TS-002177 — Researchers at Nationwide Children's Hospital are in the process of developing an Adeno-Associated Virus (AAV) gene therapy for the Eukaryotic Initiation Factor 2B complex (EIF2B5) related Vanishing White Matter Disease (VWM), an inherited pediatric leukodystrophy disease resulting from autosomal recessive mutations in the five subunit genes of EIF2B5. VWM deteriorates the central nervous system’s white matter which affects the brain’s communication and function. Common symptoms include spasticity, ataxia, hypotonia, speech issues, dysphagia, vision and hearing impairments along with cognitive deficits. The research team is evaluating the CSF delivery of AAV serotype 9 that will target astrocytes which are central in VWM pathology in order to constitute potential therapeutic targets. The AAV vectors will provide wildtype copies of EIF2B5 to address the loss of function resultant from mutations.

TS-000513 — Dystrophinopathies are a group of disorders caused by mutations in the DMD gene which codes for dystrophin, the vital, muscle-specific structural protein. Currently, there is no cure for muscular dystrophy, and patients only rely on palliative care options. Our gene therapy researchers at Nationwide Children’s Hospital have developed an AAV-mediated gene editing method for correcting deleterious DMD mutations in affected patients. This therapy uses a homology-independent targeted integration (HITI) to replace any missing or aberrant exons in affected patients; therefore, correcting the underlying cause of DMD. This therapy will be developed to stop the progression of muscle wasting and fibrosis in individuals with DMD mutations that result in muscular dystrophy via permanent correct of the underlying cause within muscle tissue by replacing missing or aberrant exons using HITI. Advantages By developing AAV-Mediated HITI gene editing for correction of diverse DMD mutations in patients with muscular dystrophy, we can potentially cure BMD and DMD patients. These patients currently have no palliative care options. Our compositions of matter for this approach (i.e. genomic target region, guide-RNA sequences, donor DNA sequences) are new. Stage of Development Proof of concept studies completed Intellectual Property Provisional Patent Pending

TS-000438 — Gene therapy experts at Nationwide Children’s have developed an AAV-mediated CRISPR/Cas9 gene editing method for the correction of exon duplications in patients with DMD (Duchenne muscular dystrophy). This therapy has the potential to permanently corrects DMD by stopping and potentially reversing the progression of muscle wasting and fibrosis in affected individuals. Currently about 11% of DMD cases are caused by exon duplications and our experts plan to use this invention to correct for this underlying cause within muscle tissues.

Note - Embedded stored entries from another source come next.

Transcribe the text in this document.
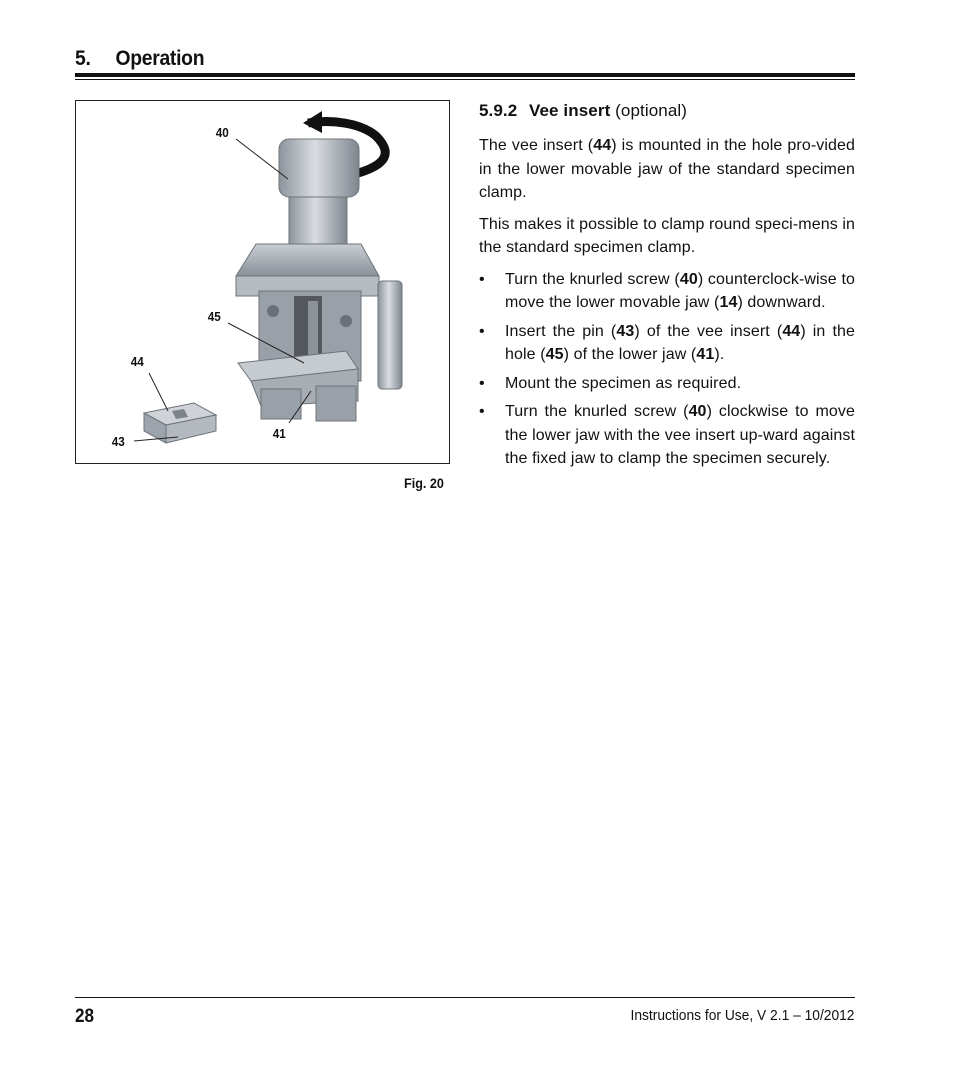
5. Operation
40
45
44
43
41
Fig. 20

5.9.2 Vee insert (optional)

The vee insert (44) is mounted in the hole pro-vided in the lower movable jaw of the standard specimen clamp.

This makes it possible to clamp round speci-mens in the standard specimen clamp.

• Turn the knurled screw (40) counterclock-wise to move the lower movable jaw (14) downward.
• Insert the pin (43) of the vee insert (44) in the hole (45) of the lower jaw (41).
• Mount the specimen as required.
• Turn the knurled screw (40) clockwise to move the lower jaw with the vee insert up-ward against the fixed jaw to clamp the specimen securely.
28	Instructions for Use, V 2.1 – 10/2012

TS-000308 — Absence of the dystrophin protein leads to the severe muscle disorder Duchenne Muscular Dystrophy (DMD). Nearly asymptomatic patients have been identified to produce a functional N-terminal truncated dystrophin protein. Gene therapy experts at Nationwide Children's Hospital are developing a U7-snRNA exon skipping strategy to facilitate expression of a truncated dystrophin protein for patients carrying mutations within exon 6 to 9 of the DMD gene, rendering their dystrophin nonfunctional. Our experts have effectively skipped exon 8 in patient-derived cell lines and in turn produced a functional truncated dystrophin protein product.

TS-000178 — A novel mouse model for testing exon skipping therapies for DMD disease has been generated at Nationwide Children’s Hospital. This mouse model carries a duplicated exon (exon2) in the DMD gene as compared to a point mutation in the most common mdx mouse model. This unique dystrophic mouse can serve as a preclinical testing model to test various therapies that mediate exon skipping.